Atropa belladona (gravura do Köhler's Medizinal-Pflanzen).
Classificação científica
Reino: Plantae
Divisão: Magnoliophyta
Classe: Magnoliopsida
Subclasse: Magnoliidae
Ordem: Solanales
Família: Solanaceae
Subfamília: Solanoideae
Tribo: Hyoscyameae
Género: Atropa
Espécie: A. belladona
Nome binomial
Atropa belladona
L.
Sinónimos
Hábito da espécie.
Folhagem da espécie.
Flor de beladona.
Bagas de beladona.
Sementes de beladona.

Atropa belladonna L., conhecida pelo nome comum de beladona,[2] é uma planta subarbustiva perene pertencente ao género Atropa da família Solanaceae, com distribuição natural na Europa, Norte de África e Ásia Ocidental e naturalizada em partes da América do Norte.
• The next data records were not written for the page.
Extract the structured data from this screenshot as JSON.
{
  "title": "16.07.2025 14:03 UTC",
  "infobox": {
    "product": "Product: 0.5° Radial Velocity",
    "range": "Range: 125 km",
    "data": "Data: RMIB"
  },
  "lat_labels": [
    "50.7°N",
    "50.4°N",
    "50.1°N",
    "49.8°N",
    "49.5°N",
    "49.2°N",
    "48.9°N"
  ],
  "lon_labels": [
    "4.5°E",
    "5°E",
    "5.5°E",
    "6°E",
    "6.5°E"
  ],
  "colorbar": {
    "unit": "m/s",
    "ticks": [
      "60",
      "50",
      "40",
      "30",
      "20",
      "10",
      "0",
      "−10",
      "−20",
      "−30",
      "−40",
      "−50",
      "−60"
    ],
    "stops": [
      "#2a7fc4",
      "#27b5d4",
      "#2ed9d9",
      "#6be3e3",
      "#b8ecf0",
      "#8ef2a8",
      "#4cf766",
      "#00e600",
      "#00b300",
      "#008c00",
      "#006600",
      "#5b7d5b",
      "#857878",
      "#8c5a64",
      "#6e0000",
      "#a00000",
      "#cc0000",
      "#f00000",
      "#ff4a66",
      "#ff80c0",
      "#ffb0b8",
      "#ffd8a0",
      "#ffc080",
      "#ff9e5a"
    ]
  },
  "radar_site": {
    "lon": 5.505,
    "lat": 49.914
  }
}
A espécie é pouco tolerante à exposição directa à radiação solar, preferindo habitats sombrios com solos ricos em limo e húmidos, principalmente à beira de rios, lagos e represas.

A espécie A. belladona não deve ser confundida com a amarílis, a espécie Amaryllis belladonna, uma herbácea bulbosa, da família das amarilidáceas. Outra planta comumente confundida com a beladona é a Solanum americanum, popularmente conhecida como maria-pretinha.

Descrição[editar | editar código-fonte]

Planta perene e herbácea, da família das solanáceas, apresentando-se frequentemente como um subarbusto que se desenvolve a partir de um rizoma carnoso. Os espécimes em locais favoráveis crescem até 1,5 m de altura, com folhas largas e ovaladas com até 18 cm de comprimento. Os ramos são talosos, muito ramificados, lenhosos na base.

As flores são campaniformes, vistosas, de coloração púrpura, mas com reflexos verdes a verdosas e um discreto odor desagradável. Há uma forma com folhagem de coloração verde-pálida, que produz flores amarelas e frutos de cor amarelo-pálida, recebendo a designação de Atropa belladona var. lutea.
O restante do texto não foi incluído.